07/17/2022
I get that having a well trained dog is a lot of work. I won’t sit here and try to sell you some easy-breazy fantasy, because it wouldn’t be true. Yep, it’s a bunch of work, and the dog you have and the goals you have determine how much.
But as someone who’s tried “both options” with soft, medium, and very hard dogs, I’m keenly aware of the cost of not doing anything, and also the benefits of diving in. Even with the easy ones, the pain point might be lower, but the freedom and inclusion they won’t get to enjoy—if you honestly look at it—isn’t just hard, it’s sad. And when you get to the harder ones, man, the pain point is extreme (destruction, chaos, danger, stress, etc.), and you also get the lack of freedom and inclusion. So it’s a compounded loss.
I look back at how I lived with my dogs for the first 5 years of their lives and how we lived the next 10 or so, and it breaks my heart. So much unnecessary stress, anxiety, frustration, anger, limitations, and just an extremely poorer quality of life. Instead of enjoying life together, we got through life together. And that’s a monumental difference.
My point is simple. We all know good things require work and sacrifice. And if we’re going to share much of our lives with our dogs, it only seems logical to put in the work (the “hard”) that yields the the least stress, the smallest amounts of anxiety, the largest degrees of safety, the most enjoyment and connection and inclusion and freedom.

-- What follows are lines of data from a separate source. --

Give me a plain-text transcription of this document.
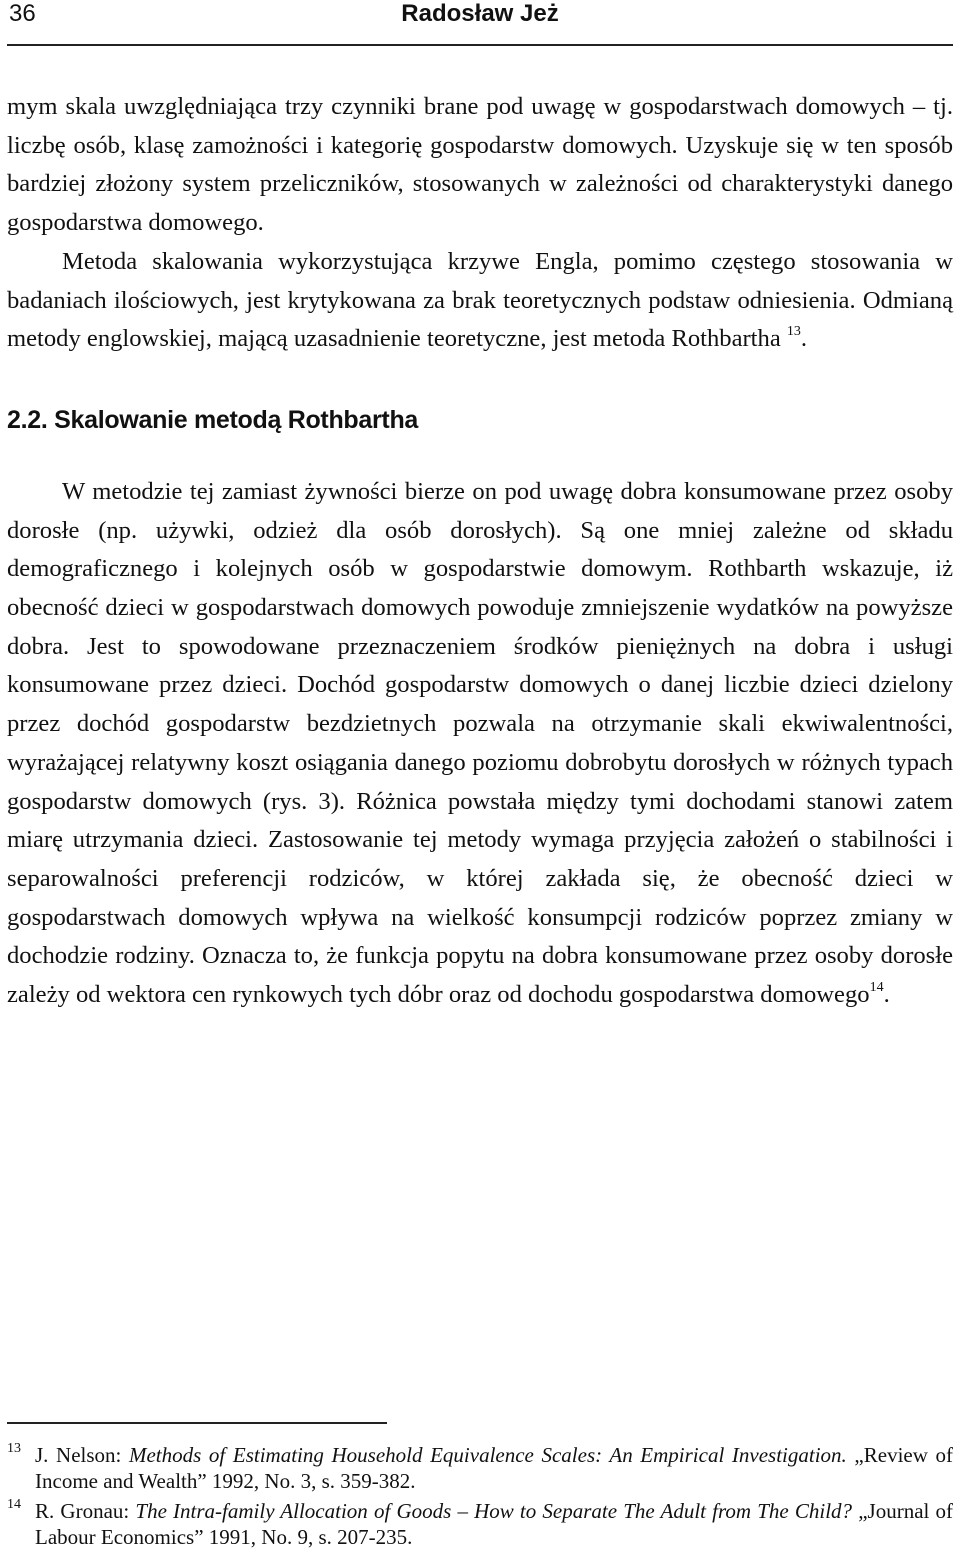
36	Radosław Jeż

mym skala uwzględniająca trzy czynniki brane pod uwagę w gospodarstwach domowych – tj. liczbę osób, klasę zamożności i kategorię gospodarstw domowych. Uzyskuje się w ten sposób bardziej złożony system przeliczników, stosowanych w zależności od charakterystyki danego gospodarstwa domowego.

Metoda skalowania wykorzystująca krzywe Engla, pomimo częstego stosowania w badaniach ilościowych, jest krytykowana za brak teoretycznych podstaw odniesienia. Odmianą metody englowskiej, mającą uzasadnienie teoretyczne, jest metoda Rothbartha $^{13}$.

2.2. Skalowanie metodą Rothbartha

W metodzie tej zamiast żywności bierze on pod uwagę dobra konsumowane przez osoby dorosłe (np. używki, odzież dla osób dorosłych). Są one mniej zależne od składu demograficznego i kolejnych osób w gospodarstwie domowym. Rothbarth wskazuje, iż obecność dzieci w gospodarstwach domowych powoduje zmniejszenie wydatków na powyższe dobra. Jest to spowodowane przeznaczeniem środków pieniężnych na dobra i usługi konsumowane przez dzieci. Dochód gospodarstw domowych o danej liczbie dzieci dzielony przez dochód gospodarstw bezdzietnych pozwala na otrzymanie skali ekwiwalentności, wyrażającej relatywny koszt osiągania danego poziomu dobrobytu dorosłych w różnych typach gospodarstw domowych (rys. 3). Różnica powstała między tymi dochodami stanowi zatem miarę utrzymania dzieci. Zastosowanie tej metody wymaga przyjęcia założeń o stabilności i separowalności preferencji rodziców, w której zakłada się, że obecność dzieci w gospodarstwach domowych wpływa na wielkość konsumpcji rodziców poprzez zmiany w dochodzie rodziny. Oznacza to, że funkcja popytu na dobra konsumowane przez osoby dorosłe zależy od wektora cen rynkowych tych dóbr oraz od dochodu gospodarstwa domowego$^{14}$.

13 J. Nelson: Methods of Estimating Household Equivalence Scales: An Empirical Investigation. „Review of Income and Wealth” 1992, No. 3, s. 359-382.
14 R. Gronau: The Intra-family Allocation of Goods – How to Separate The Adult from The Child? „Journal of Labour Economics” 1991, No. 9, s. 207-235.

Of course it’s your choice either way, but even though doing nothing might seem like the easier “hard” I would posit that that perception is absolutely wrong. It simply means you don’t have to be proactive, only reactive. But it’s a mirage—and one made up by the lazy, rationalizing, excuse-making human mind. Reacting to problems rather than beating them to the punch and heading them off at the pass is always more painful.
We all know it. It just depends how honest we want to be with ourselves, and how much beauty, connection, joy, fun, and freedom we prefer to the other stuff—and the work we’re willing to put in to get it.